Although the Sakha plants, which have a total combined capacity of 90 kW, generated an unimpressive 9,826 kilowatt hours during the wintriest months, their operator, JSC Saxaenergo, praises the facilities' technological abilities to resist the unusual cold and, significantly, the saving.

"By employing the solar plants the region saved over 3,300 tons of the expensive diesel fuel last winter. The technologically advanced, the extreme weather-adapted equipment at the installations has proved to be very efficient and cold-proof," Saxaenergo said in a statement.

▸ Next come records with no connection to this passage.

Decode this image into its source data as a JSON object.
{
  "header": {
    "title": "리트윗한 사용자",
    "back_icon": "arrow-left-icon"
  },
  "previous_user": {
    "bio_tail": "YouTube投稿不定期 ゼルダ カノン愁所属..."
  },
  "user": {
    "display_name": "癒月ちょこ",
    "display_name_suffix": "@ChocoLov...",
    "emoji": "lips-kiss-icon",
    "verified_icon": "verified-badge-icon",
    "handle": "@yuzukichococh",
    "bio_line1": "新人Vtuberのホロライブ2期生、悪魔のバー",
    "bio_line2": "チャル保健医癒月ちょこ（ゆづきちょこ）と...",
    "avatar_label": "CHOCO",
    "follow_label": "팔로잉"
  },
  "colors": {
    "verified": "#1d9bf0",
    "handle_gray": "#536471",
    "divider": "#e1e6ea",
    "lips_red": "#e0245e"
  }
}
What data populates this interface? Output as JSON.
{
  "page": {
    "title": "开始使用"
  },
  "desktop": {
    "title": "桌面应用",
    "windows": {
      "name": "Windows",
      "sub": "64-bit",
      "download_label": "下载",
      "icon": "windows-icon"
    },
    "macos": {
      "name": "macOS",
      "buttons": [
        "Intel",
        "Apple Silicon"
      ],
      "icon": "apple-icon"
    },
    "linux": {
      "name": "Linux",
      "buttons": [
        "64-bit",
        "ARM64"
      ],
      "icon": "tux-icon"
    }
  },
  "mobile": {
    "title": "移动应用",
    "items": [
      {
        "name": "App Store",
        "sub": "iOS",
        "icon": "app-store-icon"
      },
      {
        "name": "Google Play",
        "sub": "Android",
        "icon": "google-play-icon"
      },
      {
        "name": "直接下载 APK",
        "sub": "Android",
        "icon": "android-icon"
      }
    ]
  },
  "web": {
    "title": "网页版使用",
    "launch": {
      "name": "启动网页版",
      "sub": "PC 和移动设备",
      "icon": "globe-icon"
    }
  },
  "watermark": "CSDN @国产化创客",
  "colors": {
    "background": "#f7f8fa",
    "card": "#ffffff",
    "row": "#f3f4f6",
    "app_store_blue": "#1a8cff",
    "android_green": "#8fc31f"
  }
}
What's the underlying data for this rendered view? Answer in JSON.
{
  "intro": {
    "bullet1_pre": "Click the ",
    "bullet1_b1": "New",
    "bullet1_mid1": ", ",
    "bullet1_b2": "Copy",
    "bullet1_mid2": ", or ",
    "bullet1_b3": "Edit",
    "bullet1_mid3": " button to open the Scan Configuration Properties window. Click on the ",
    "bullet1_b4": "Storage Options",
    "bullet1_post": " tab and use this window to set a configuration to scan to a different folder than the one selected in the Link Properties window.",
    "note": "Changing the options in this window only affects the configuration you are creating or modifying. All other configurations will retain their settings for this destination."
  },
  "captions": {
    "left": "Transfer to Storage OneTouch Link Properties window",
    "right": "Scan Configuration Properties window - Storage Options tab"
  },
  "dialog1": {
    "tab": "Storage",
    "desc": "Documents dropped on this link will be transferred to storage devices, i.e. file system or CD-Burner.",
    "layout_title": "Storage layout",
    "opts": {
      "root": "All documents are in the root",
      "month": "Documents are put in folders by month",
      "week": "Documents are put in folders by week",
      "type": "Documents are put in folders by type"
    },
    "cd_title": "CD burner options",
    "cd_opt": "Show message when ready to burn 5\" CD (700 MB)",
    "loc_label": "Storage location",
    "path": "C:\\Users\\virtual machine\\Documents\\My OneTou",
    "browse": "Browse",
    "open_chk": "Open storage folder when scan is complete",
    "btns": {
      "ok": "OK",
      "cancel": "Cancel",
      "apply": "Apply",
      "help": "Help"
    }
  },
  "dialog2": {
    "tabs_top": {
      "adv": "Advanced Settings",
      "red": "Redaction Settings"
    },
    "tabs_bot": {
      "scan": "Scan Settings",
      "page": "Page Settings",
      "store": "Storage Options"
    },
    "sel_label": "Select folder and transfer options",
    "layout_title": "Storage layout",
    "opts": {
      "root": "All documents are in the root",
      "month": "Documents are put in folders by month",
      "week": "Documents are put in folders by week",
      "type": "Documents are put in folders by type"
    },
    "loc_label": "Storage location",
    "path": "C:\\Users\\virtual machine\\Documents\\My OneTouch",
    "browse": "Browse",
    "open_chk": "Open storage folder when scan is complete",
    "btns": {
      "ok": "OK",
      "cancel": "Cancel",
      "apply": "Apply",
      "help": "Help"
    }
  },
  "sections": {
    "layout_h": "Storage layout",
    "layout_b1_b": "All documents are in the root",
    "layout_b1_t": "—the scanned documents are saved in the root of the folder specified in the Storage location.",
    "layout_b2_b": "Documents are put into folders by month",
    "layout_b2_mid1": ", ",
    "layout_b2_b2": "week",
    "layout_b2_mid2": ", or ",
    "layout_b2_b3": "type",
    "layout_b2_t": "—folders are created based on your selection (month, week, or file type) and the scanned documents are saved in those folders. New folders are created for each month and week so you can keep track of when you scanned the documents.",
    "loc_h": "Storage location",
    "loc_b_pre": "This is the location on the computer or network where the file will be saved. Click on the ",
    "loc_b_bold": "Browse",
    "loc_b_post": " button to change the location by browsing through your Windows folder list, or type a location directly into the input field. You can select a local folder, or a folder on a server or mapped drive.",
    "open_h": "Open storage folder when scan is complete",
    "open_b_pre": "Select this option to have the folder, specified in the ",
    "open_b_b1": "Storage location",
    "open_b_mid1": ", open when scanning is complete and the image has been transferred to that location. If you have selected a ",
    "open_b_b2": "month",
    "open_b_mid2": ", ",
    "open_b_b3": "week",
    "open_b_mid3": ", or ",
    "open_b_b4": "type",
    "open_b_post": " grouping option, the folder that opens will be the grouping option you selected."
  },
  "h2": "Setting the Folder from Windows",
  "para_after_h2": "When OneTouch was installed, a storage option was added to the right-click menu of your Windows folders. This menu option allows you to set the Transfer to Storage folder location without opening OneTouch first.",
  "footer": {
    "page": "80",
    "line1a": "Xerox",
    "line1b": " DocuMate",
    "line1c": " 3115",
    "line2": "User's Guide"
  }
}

Saxaenergo is an affiliate company of JSC Jakutskenergo, which is part of Far Eastern Russia's major power holding PAO Energeticheskije Sistemy Vostoka.

The company built its first solar power plant in Sakha's settlement of Batamaij in 2011 and upgraded it in 2012. It launched the second in the village of Juchugeij and, last year, added another two new photovoltaic installations in the settlements of Dulgalax and Kudu-Kiuelj.

In some of them, the temperature plummeted below minus 60 degrees Celsius last winter. But as the sunshine in Sakha is becoming longer and brighter, the region that boasts impressive solar irradiation during the warm seasons — approximately 810 kW per square meter a year — is looking forward to churning out 44,000 kilowatt hours of electricity during June and August.

Saxaenergo put the plants' total generation at 100,000 kilowatt hours last year, but the operator expects to surpass the mark.

To the solar generation Sakha last year added generation from a 40 kW wind farm in the settlement of Bykov and from a 250 kW single wind park in Tiksi.

As the region estimated saving from solar and wind installations between 9.3 and 16.2 tons of diesel fuel in 2012, the respective figure in the entire Kamchatka Region was thought to be 300,000 tons over the last years.

To decrease its dependency on conventional fuels, the Russian autonomous region has drawn up a program aimed to significanrly ramp up renewables development and expansion.

PAO Energeticheskije Sistemy Vostoka is in charge of the implementation of the program, which foresees putting wind power development on par with solar.

The company also pursues RES development in the neighboring regions of Kamchatka, Primorsky and Khabarovsk.

At an international conference on developing renewables in the Russian Far East to be held in Sakha June 19-21, not only local and federal RES decision-makers are invited to participate, but also some of the industry’s big names from around the world are expected to attend and eventually take on solar or wind power projects.

Meanwhile, Russia’s Saratov region is to start building three to four $30 million solar plants with capacities of between 10 and 15 MW each in the districts of Ozinsk, Novouzensk, Rovensk and Pugacevsk. The latter site is still in question as other options are being considered.

JSC Avelar Solar Technology, part of state energy conglomerate Renova, will oversee construction of the plants, which are expected to begin operation between 2016 and 2019.